Basis Experiment Status
Status table
| Experiment | Hypothesis | Evidence inspected | Current status | Next public milestone |
|---|---|---|---|---|
| Core Basis reducer runtime | Overcomplete prose specs can be reduced toward structured state with provenance and explicit projection targets. | /Users/ericfode/src/basis, HEAD a5544e0; spec.md; reducer/imaginer specs; Elixir source/tests. | Active baseline. Root is not where the recovered Reduce/Imagine spikes live. | Keep core gates green; consolidate recovered work through reviewable branches. |
| Basis.Reduce workbench | Source-backed review UI can expose sentence evidence, projection impact, and decision actions without accepting model output as truth. | /Users/ericfode/.codex/worktrees/4e6b/basis, branch codex/inspect-reducer-eval, HEAD ceb8df8; generated UI assets; reducer control contract. | Branch is tracked and recent UI commits are coherent; pathology study is untracked. | Decide whether to commit/split/prune spec-pathology-study/; preserve control-contract gate. |
| Basis.Imagine workbench | Plan-space futures can be compared as proposal-only implementation choices before human acceptance. | /Users/ericfode/.codex/worktrees/95ae/basis, branch codex/start-imaginer; imaginer.html; future-tradeoffs.js; runtime/provider/test diffs. | Active dirty spike. Mix tests and JS checks pass, but patch is large and unreviewed. | Stabilize into a reviewable patch; keep Packet Schema First as default unless evidence beats it. |
| Basis Hermes plugin | Basis reduction can be exposed as Hermes tools without provider-schema breakage. | /Users/ericfode/src/basis-hermes, HEAD 0061d32; plugin manifest; Python reducer; dashboard API; tests. | Strongest clean integration surface. Python and JS gates pass. | Add public/synthetic golden examples and stable packet contract docs. |
| Jcode self-convergence | Model/human worker packets can drive a resumable reducer loop with validation, convergence judgement, dashboard attention, and explicit acceptance. | /Users/ericfode/src/basis-jcode/components/spec-basis-reducer; HEAD 4b1e621; .basis/self-convergence inspected by counts only. | Richest prior experiment, but dirty/ahead and public-sensitive. 26 tests pass. | Resolve dirty state; generate public-safe run summary without packet bodies. |
| Spec-pathology study | Reducer/imaginer usefulness should be tested by behavior, process cost, intervention controls, and competence floors. | Untracked components/spec-basis-reducer/experiments/spec-pathology-study/; reward state and JSON score reports. | Important but not canonical.
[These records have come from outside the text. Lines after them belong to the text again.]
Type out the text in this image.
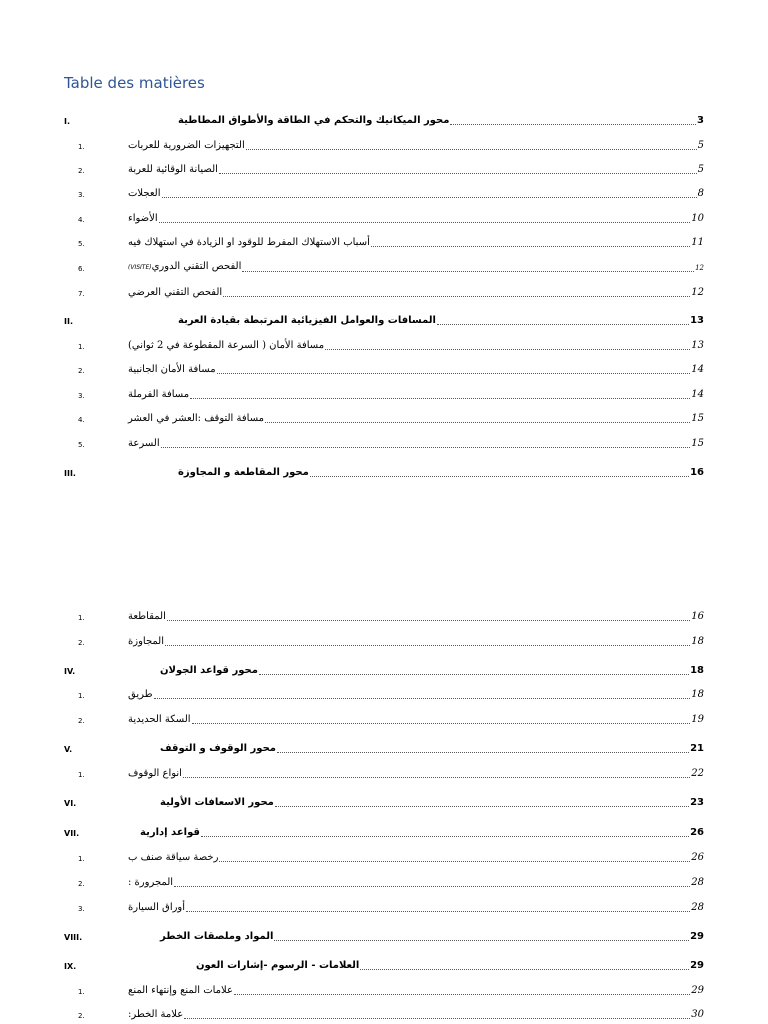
Table des matières
I.	محور الميكانيك والتحكم في الطاقة والأطواق المطاطية	3
1.	التجهيزات الضرورية للعربات	5
2.	الصيانة الوقائية للعربة	5
3.	العجلات	8
4.	الأضواء	10
5.	أسباب الاستهلاك المفرط للوقود او الزيادة في استهلاك فيه	11
6.	الفحص التقني الدوري(VISITE)	12
7.	الفحص التقني العرضي	12
II.	المسافات والعوامل الفيزيائية المرتبطة بقيادة العربة	13
1.	مسافة الأمان ( السرعة المقطوعة في 2 ثواني)	13
2.	مسافة الأمان الجانبية	14
3.	مسافة الفرملة	14
4.	مسافة التوقف :العشر في العشر	15
5.	السرعة	15
III.	محور المقاطعة و المجاوزة	16
1.	المقاطعة	16
2.	المجاوزة	18
IV.	محور قواعد الجولان	18
1.	طريق	18
2.	السكة الحديدية	19
V.	محور الوقوف و التوقف	21
1.	انواع الوقوف	22
VI.	محور الاسعافات الأولية	23
VII.	قواعد إدارية	26
1.	رخصة سياقة صنف ب	26
2.	المجرورة :	28
3.	أوراق السيارة	28
VIII.	المواد وملصقات الخطر	29
IX.	العلامات - الرسوم -إشارات العون	29
1.	علامات المنع وإنتهاء المنع	29
2.	علامة الخطر:	30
Large wave is complete but inconclusive because clean control failed below competence floor. | Add competence-floor gate; repeat only after baseline builders can pass the locked evaluator. |
| Smoke fixture reducer | The control plane can validate packet contracts without live model calls. | .basis/smoke names/counts and test suite. | Useful deterministic fixture lane. | Keep as regression gate; do not delete existing smoke run casually. |
| Spec-code grounding pressure | Basis records should help connect specs to code/tests/diffs, not merely look structured. | spec-dataset-evolution-research-project, spec-deep-dive-index, local steward design repo. | Design-stage external pressure. | Run a small public/synthetic connectedness benchmark with Basis records as features. |
How it is going
The honest answer is: promising, but still pre-consolidation.
Good signs:
- the core Basis contract is crisp about proposal versus acceptance;
basis-hermesis clean and test-passing;- Codex tool-schema compatibility was repaired and recorded;
- basis-reduce-workbench has a tracked review/decision UI branch with a passing control-binding gate;
- the spec-pathology study measures final behavior, process cost, reducer prediction, placebo/noisy/wrong controls, and competence-floor failure separately;
- basis-imagine-workbench has a dedicated imaginer URL, future-tradeoff model, and app-server-backed lens/runtime hooks;
basis-jcodehas meaningful test coverage for production packet provenance, convergence, repair, dashboard decisions, and acceptance boundaries;- the self-convergence run has enough artifact structure to be worth studying internally.
Friction signs:
- core
basishas a red formatter gate; Basis.Run.Serveris large and cross-cutting;basis-jcodeis ahead by ten commits and has dirty tracked deletions;.basis/self-convergenceis too sensitive to publish raw;- dashboard state is useful but local-file and run-state capable, so it needs a loopback/auth posture.
Current gates
| Gate | Surface | Result |
|---|---|---|
mise exec -- mix test | core basis | pass: 4 tests, 0 failures |
mise exec -- mix compile --warnings-as-errors | core basis | pass |
mise exec -- mix format --check-formatted | core basis | fail: one formatting issue |
uv run --extra dev pytest -q | basis-hermes | pass: 15 passed |
npm test | basis-hermes/components/spec-basis-reducer | pass: 4 pass |
npm test | basis-jcode/components/spec-basis-reducer | pass: 26 pass |
Experiment posture
The experiments should be judged by whether they reduce discretion, not whether they produce impressive prose.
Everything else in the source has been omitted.